One is a constitutional amendment that would overturn Citizens United and other recent Supreme Court rulings that have weakened campaign finance law. Such an amendment has almost no chance of passing, but the idea has strong support among progressive activists and has been endorsed by both Hillary Clinton and Sanders.
Another bill is the Disclose Act, which aims to reduce “dark money” by requiring outside groups that spend money on politics to make the identities of their donors public.
Then there’s a bill that would replace the Federal Election Commission (FEC), which has been neutered by its Republican-appointed commissioners’ consistent refusal to enforce campaign finance laws, with a five-member independent agency.
Udall described the FEC as “completely broken,” adding, “There’s no watchdog over the system anymore.”
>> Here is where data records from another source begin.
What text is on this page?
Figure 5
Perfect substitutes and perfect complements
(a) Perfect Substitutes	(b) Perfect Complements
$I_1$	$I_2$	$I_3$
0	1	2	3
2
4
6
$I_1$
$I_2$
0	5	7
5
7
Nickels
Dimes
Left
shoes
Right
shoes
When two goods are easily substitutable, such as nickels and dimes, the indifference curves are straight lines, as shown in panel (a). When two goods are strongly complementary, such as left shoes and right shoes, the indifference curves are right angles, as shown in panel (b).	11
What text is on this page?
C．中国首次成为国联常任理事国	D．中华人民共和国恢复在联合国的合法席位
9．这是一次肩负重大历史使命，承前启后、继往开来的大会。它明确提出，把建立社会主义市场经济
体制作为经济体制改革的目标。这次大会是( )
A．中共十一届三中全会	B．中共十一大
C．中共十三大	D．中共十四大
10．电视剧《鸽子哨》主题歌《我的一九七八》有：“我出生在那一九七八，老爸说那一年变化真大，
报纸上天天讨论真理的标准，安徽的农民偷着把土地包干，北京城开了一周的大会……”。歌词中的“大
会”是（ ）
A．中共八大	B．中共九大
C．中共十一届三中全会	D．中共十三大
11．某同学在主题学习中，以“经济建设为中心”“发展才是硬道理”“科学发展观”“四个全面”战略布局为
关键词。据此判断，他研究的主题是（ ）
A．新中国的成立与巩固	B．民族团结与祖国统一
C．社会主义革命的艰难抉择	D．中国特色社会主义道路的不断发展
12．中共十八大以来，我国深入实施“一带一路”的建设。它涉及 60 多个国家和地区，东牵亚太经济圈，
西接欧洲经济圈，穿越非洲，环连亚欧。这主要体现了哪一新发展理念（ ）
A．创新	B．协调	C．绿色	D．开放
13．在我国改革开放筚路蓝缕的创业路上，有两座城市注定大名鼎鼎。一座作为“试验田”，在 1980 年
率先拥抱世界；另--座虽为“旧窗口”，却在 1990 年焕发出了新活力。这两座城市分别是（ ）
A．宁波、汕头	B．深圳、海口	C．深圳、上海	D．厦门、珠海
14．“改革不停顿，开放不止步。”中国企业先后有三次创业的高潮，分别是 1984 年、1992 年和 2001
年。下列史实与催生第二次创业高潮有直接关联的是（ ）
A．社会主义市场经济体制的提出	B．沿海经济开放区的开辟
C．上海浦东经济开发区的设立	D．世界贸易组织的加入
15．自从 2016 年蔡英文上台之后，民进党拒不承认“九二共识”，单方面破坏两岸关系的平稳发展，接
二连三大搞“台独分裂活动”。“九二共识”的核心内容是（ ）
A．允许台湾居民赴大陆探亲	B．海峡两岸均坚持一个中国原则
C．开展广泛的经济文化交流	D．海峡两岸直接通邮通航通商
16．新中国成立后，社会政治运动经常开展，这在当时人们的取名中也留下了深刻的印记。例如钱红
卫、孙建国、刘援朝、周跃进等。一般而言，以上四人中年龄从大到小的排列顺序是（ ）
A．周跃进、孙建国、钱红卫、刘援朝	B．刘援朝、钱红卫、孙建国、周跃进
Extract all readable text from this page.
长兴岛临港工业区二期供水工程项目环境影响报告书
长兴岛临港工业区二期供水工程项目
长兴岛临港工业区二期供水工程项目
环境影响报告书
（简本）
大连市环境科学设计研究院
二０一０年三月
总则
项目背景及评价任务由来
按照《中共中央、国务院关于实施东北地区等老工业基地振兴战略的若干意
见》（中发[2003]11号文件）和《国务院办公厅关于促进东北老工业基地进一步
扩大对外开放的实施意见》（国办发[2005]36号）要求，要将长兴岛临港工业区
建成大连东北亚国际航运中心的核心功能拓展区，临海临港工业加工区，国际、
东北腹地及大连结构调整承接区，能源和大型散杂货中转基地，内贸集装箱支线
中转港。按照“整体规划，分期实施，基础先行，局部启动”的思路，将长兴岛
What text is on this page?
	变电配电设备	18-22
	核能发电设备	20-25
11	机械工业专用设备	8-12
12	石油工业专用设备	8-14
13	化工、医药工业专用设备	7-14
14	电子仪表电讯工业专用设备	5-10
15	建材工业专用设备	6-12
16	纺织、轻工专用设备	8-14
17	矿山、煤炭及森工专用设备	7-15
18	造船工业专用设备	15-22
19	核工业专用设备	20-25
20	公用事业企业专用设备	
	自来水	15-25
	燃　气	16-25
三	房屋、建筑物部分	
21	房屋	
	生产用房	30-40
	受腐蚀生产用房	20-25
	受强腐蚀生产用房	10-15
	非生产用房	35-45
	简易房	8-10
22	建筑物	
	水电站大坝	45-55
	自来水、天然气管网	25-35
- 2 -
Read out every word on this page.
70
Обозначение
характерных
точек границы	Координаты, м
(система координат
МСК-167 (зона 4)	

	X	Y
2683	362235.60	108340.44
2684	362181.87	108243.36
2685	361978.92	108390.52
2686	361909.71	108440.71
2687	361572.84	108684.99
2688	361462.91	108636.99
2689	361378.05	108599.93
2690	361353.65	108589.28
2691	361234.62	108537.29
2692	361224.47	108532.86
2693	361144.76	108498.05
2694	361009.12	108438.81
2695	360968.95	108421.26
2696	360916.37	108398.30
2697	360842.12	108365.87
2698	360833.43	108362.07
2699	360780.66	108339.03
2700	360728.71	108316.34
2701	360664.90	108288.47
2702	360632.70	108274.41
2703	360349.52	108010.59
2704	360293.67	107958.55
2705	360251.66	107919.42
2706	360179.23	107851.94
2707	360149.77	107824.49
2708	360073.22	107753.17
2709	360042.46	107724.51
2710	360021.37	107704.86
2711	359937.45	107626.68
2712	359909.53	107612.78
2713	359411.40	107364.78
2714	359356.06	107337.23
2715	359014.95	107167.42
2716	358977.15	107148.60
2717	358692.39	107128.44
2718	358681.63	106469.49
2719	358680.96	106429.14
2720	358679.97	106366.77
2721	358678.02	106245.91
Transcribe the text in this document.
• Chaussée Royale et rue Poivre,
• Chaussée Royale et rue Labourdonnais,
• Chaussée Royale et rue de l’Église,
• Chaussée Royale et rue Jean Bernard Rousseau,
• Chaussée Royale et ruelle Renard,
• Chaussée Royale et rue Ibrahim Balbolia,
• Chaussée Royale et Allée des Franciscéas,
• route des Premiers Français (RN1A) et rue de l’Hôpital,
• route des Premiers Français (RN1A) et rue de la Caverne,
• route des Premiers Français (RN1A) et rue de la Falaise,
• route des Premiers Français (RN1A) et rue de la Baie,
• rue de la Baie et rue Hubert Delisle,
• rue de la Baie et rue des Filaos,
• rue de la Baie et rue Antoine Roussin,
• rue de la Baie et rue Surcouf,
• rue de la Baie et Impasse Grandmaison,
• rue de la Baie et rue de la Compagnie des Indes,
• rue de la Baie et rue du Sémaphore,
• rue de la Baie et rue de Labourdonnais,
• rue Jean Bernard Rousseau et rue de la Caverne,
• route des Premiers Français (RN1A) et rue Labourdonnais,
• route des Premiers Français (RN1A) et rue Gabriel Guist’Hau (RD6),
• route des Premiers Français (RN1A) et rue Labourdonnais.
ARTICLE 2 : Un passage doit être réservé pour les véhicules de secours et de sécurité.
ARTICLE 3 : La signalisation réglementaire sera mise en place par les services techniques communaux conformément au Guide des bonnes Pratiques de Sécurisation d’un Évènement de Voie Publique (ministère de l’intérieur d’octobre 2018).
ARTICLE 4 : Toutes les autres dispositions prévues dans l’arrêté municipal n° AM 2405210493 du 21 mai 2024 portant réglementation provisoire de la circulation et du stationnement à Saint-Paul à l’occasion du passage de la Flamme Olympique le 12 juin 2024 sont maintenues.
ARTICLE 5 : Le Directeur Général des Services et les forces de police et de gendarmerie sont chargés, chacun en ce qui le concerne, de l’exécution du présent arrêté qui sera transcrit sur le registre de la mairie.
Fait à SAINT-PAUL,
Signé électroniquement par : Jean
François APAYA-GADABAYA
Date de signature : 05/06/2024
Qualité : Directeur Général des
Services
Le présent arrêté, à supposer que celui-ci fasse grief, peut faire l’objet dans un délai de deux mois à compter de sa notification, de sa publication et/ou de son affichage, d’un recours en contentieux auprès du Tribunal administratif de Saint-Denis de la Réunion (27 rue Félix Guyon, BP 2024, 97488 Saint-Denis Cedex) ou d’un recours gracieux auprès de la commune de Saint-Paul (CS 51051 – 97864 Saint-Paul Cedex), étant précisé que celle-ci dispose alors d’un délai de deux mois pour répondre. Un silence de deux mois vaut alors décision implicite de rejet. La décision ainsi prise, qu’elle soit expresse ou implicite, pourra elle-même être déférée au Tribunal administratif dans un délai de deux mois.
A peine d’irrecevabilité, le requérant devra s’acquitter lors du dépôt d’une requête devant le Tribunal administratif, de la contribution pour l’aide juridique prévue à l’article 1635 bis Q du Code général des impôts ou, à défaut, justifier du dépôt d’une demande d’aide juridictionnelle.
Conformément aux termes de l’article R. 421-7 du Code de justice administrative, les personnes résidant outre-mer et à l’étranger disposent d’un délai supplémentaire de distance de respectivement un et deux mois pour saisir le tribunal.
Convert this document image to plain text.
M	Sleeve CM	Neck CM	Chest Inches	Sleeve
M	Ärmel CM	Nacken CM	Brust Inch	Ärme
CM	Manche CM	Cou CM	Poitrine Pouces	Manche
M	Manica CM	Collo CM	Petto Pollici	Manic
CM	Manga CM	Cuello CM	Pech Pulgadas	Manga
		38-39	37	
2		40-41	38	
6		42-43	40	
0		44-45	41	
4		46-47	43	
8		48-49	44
On the voting front, the FAIR Act aims to end gerrymandering by requiring states to establish independent commissions to draw district lines, taking the process out of the hands of partisan lawmakers. President Obama gave that issue a plug in his final State of the Union address in January, declaring, “I think we’ve got to end the practice of drawing our congressional districts so that politicians can pick their voters, and not the other way around.”
And Sen. Claire McCaskill is said to be working on reforms to boost voter participation that would also be included in the package. It isn’t known if that would include automatic voter registration, which has rapidly been gaining support among Democrats and is seen as having the potential to transform the electorate. Since last year, the policy has been adopted by five states, with more likely to follow.
There are other efforts to address voting rights on Capitol Hill. A group of Democratic lawmakers earlier this week announced the formation of the Voting Rights Caucus, which has 50 members, all Democrats. They said they’ll introduce legislation next month that would ban voter ID laws that force voters to pay an associated cost, for instance by requiring them to obtain a birth certificate to get ID. Two separate measures also have been offered in recent years to restore to full strength the Voting Rights Act, which in 2013 was badly weakened by the Supreme Court, opening the door to a range of voting restrictions in Southern states.